Lecture notes 1 Flashcards
(11 cards)
what is a population?
The entire set of individuals or observations of interest. For instance, if you are developing a new treatment for anxiety, the population may be all individuals who suffer from anxiety. Generally N refers to the size of the population (which may be infinite).
What is a sample?
A subset of the population. For instance, a random sample of individuals who suffer from anxiety. The size of the sample is denoted by n. For measures of association like the correlation n is the sample size. However, for groups (t-test or ANOVA), n little g is the sample size of group g.
What is a statistic?
A numerical summary of a sample. For instance, the mean level of anxiety in your sample of participants. Generally represented by an italicized Roman letter (e.g., italicized s for the sample standard deviation and M or X bar for the sample mean).
What is a parameter?
A numerical summary of the population. Generally represented by a Greek letter (e.g., σ for the population standard deviation and μ for the mean).
What is a sampling distribution? Example? What are specific terms related to the sampling distribution? (3)
The distribution of a statistic across all possible distinct samples from the population.
For instance, if you gathered every single possible distinct sample from the population, all of the same sample size n, and calculated the mean level of anxiety in each sample, the distribution of those sample means is the sampling distribution of the mean (of size n).
Think: the sampling distribution is the distribution across the samples. Specific terms related to the sampling distribution, defined below, are expected value, standard error, and bias.
What is the expected value?
The mean of the sampling distribution. This is denoted as E(). For instance, the expected value of the sample mean is E(X bar ) = μ.
What is standard error?
The standard deviation (SD) of the sampling distribution. We give the SD of the sampling distribution its own name so that we (hopefully!) minimize confusion with the standard deviation of the raw scores.
What is bias?
The difference between the expected value of a statistic and its corresponding population parameter. The sample mean is unbiased as E(X bar ) = μ. A statistic such as the sample range, is biased since E(Range subscript Sample) < Range subscript Population.
what is the p-value?
The p-value is the probability of the observed data, or data more extreme, given that the null hypothesis is true. This last part is critical. It is a probability under the assumption that the null hypothesis is true. It does not tell us the probability of the null hypothesis. It generally is calculated using the sampling distribution of the test statistic when the null hypothesis is true.

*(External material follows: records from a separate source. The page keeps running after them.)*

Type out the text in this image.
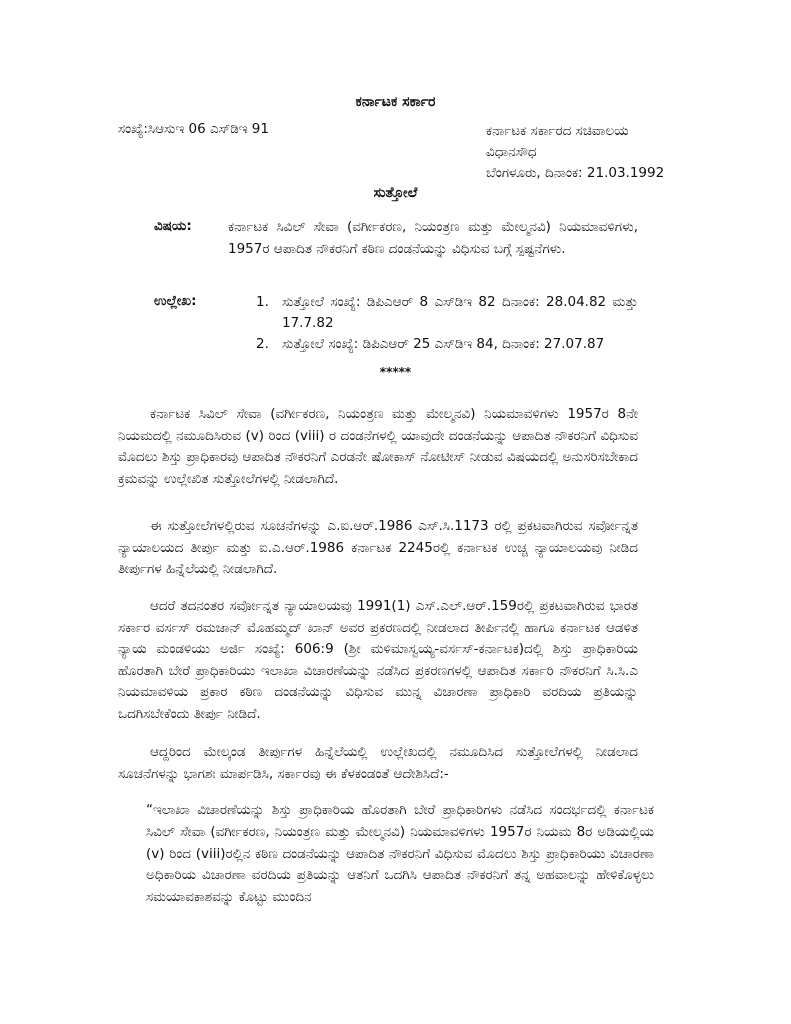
ಕರ್ನಾಟಕ ಸರ್ಕಾರ
ಸಂಖ್ಯೆ:ಸಿಆಸುಇ 06 ಎಸ್‌ಡಿಇ 91	ಕರ್ನಾಟಕ ಸರ್ಕಾರದ ಸಚಿವಾಲಯ
ವಿಧಾನಸೌಧ
ಬೆಂಗಳೂರು, ದಿನಾಂಕ: 21.03.1992
ಸುತ್ತೋಲೆ
ವಿಷಯ:	ಕರ್ನಾಟಕ ಸಿವಿಲ್ ಸೇವಾ (ವರ್ಗೀಕರಣ, ನಿಯಂತ್ರಣ ಮತ್ತು ಮೇಲ್ಮನವಿ) ನಿಯಮಾವಳಿಗಳು, 1957ರ ಆಪಾದಿತ ನೌಕರನಿಗೆ ಕಠಿಣ ದಂಡನೆಯನ್ನು ವಿಧಿಸುವ ಬಗ್ಗೆ ಸ್ಪಷ್ಟನೆಗಳು.
ಉಲ್ಲೇಖ:	1. ಸುತ್ತೋಲೆ ಸಂಖ್ಯೆ: ಡಿಪಿಎಆರ್ 8 ಎಸ್‌ಡಿಇ 82 ದಿನಾಂಕ: 28.04.82 ಮತ್ತು 17.7.82
2. ಸುತ್ತೋಲೆ ಸಂಖ್ಯೆ: ಡಿಪಿಎಆರ್ 25 ಎಸ್‌ಡಿಇ 84, ದಿನಾಂಕ: 27.07.87
*****
ಕರ್ನಾಟಕ ಸಿವಿಲ್ ಸೇವಾ (ವರ್ಗೀಕರಣ, ನಿಯಂತ್ರಣ ಮತ್ತು ಮೇಲ್ಮನವಿ) ನಿಯಮಾವಳಿಗಳು 1957ರ 8ನೇ ನಿಯಮದಲ್ಲಿ ನಮೂದಿಸಿರುವ (v) ರಿಂದ (viii) ರ ದಂಡನೆಗಳಲ್ಲಿ ಯಾವುದೇ ದಂಡನೆಯನ್ನು ಆಪಾದಿತ ನೌಕರನಿಗೆ ವಿಧಿಸುವ ಮೊದಲು ಶಿಸ್ತು ಪ್ರಾಧಿಕಾರವು ಆಪಾದಿತ ನೌಕರನಿಗೆ ಎರಡನೇ ಷೋಕಾಸ್ ನೋಟೀಸ್ ನೀಡುವ ವಿಷಯದಲ್ಲಿ ಅನುಸರಿಸಬೇಕಾದ ಕ್ರಮವನ್ನು ಉಲ್ಲೇಖಿತ ಸುತ್ತೋಲೆಗಳಲ್ಲಿ ನೀಡಲಾಗಿದೆ.
ಈ ಸುತ್ತೋಲೆಗಳಲ್ಲಿರುವ ಸೂಚನೆಗಳನ್ನು ಎ.ಐ.ಆರ್.1986 ಎಸ್.ಸಿ.1173 ರಲ್ಲಿ ಪ್ರಕಟವಾಗಿರುವ ಸರ್ವೋನ್ನತ ನ್ಯಾಯಾಲಯದ ತೀರ್ಪು ಮತ್ತು ಐ.ಎ.ಆರ್.1986 ಕರ್ನಾಟಕ 2245ರಲ್ಲಿ ಕರ್ನಾಟಕ ಉಚ್ಚ ನ್ಯಾಯಾಲಯವು ನೀಡಿದ ತೀರ್ಪುಗಳ ಹಿನ್ನೆಲೆಯಲ್ಲಿ ನೀಡಲಾಗಿದೆ.
ಆದರೆ ತದನಂತರ ಸರ್ವೋನ್ನತ ನ್ಯಾಯಾಲಯವು 1991(1) ಎಸ್.ಎಲ್.ಆರ್.159ರಲ್ಲಿ ಪ್ರಕಟವಾಗಿರುವ ಭಾರತ ಸರ್ಕಾರ ವರ್ಸಸ್ ರಮಜಾನ್ ಮೊಹಮ್ಮದ್ ಖಾನ್ ಅವರ ಪ್ರಕರಣದಲ್ಲಿ ನೀಡಲಾದ ತೀರ್ಪಿನಲ್ಲಿ ಹಾಗೂ ಕರ್ನಾಟಕ ಆಡಳಿತ ನ್ಯಾಯ ಮಂಡಳಿಯು ಅರ್ಜಿ ಸಂಖ್ಯೆ: 606:9 (ಶ್ರೀ ಮಳಿಮಾಸ್ವಯ್ಯ-ವರ್ಸಸ್-ಕರ್ನಾಟಕ)ದಲ್ಲಿ ಶಿಸ್ತು ಪ್ರಾಧಿಕಾರಿಯ ಹೊರತಾಗಿ ಬೇರೆ ಪ್ರಾಧಿಕಾರಿಯು ಇಲಾಖಾ ವಿಚಾರಣೆಯನ್ನು ನಡೆಸಿದ ಪ್ರಕರಣಗಳಲ್ಲಿ ಆಪಾದಿತ ಸರ್ಕಾರಿ ನೌಕರನಿಗೆ ಸಿ.ಸಿ.ಎ ನಿಯಮಾವಳಿಯ ಪ್ರಕಾರ ಕಠಿಣ ದಂಡನೆಯನ್ನು ವಿಧಿಸುವ ಮುನ್ನ ವಿಚಾರಣಾ ಪ್ರಾಧಿಕಾರಿ ವರದಿಯ ಪ್ರತಿಯನ್ನು ಒದಗಿಸಬೇಕೆಂದು ತೀರ್ಪು ನೀಡಿದೆ.
ಆದ್ದರಿಂದ ಮೇಲ್ಕಂಡ ತೀರ್ಪುಗಳ ಹಿನ್ನೆಲೆಯಲ್ಲಿ ಉಲ್ಲೇಖದಲ್ಲಿ ನಮೂದಿಸಿದ ಸುತ್ತೋಲೆಗಳಲ್ಲಿ ನೀಡಲಾದ ಸೂಚನೆಗಳನ್ನು ಭಾಗಶಃ ಮಾರ್ಪಡಿಸಿ, ಸರ್ಕಾರವು ಈ ಕೆಳಕಂಡಂತೆ ಆದೇಶಿಸಿದೆ:-
“ಇಲಾಖಾ ವಿಚಾರಣೆಯನ್ನು ಶಿಸ್ತು ಪ್ರಾಧಿಕಾರಿಯ ಹೊರತಾಗಿ ಬೇರೆ ಪ್ರಾಧಿಕಾರಿಗಳು ನಡೆಸಿದ ಸಂದರ್ಭದಲ್ಲಿ ಕರ್ನಾಟಕ ಸಿವಿಲ್ ಸೇವಾ (ವರ್ಗೀಕರಣ, ನಿಯಂತ್ರಣ ಮತ್ತು ಮೇಲ್ಮನವಿ) ನಿಯಮಾವಳಿಗಳು 1957ರ ನಿಯಮ 8ರ ಅಡಿಯಲ್ಲಿಯ (v) ರಿಂದ (viii)ರಲ್ಲಿನ ಕಠಿಣ ದಂಡನೆಯನ್ನು ಆಪಾದಿತ ನೌಕರನಿಗೆ ವಿಧಿಸುವ ಮೊದಲು ಶಿಸ್ತು ಪ್ರಾಧಿಕಾರಿಯು ವಿಚಾರಣಾ ಅಧಿಕಾರಿಯ ವಿಚಾರಣಾ ವರದಿಯ ಪ್ರತಿಯನ್ನು ಆತನಿಗೆ ಒದಗಿಸಿ ಆಪಾದಿತ ನೌಕರನಿಗೆ ತನ್ನ ಅಹವಾಲನ್ನು ಹೇಳಿಕೊಳ್ಳಲು ಸಮಯಾವಕಾಶವನ್ನು ಕೊಟ್ಟು ಮುಂದಿನ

What is the central limit theorem?
For normally distributed observations, the sampling distribution of the mean is normally distributed and unbiased as E(X bar) = μ.
The variance of the sample means around the population mean (μ) is σ2/n. The standard error (standard deviation of the sampling distribution) of the sample mean around the average of the sample means is s subscript x bar = sx √n where s subscript s is the standard deviation of the raw scores on variable X and n is the sample size used to calculate the mean.
We also know that if the raw scores are not normally distributed, then the sampling distribution of the sample mean approaches normality with the above mean and standard error, as the sample size increases. Even with extremely non-normal distributions the CLT kicks in and the sampling distribution is very, very close to normal with samples sizes as small as n = 20 to 30.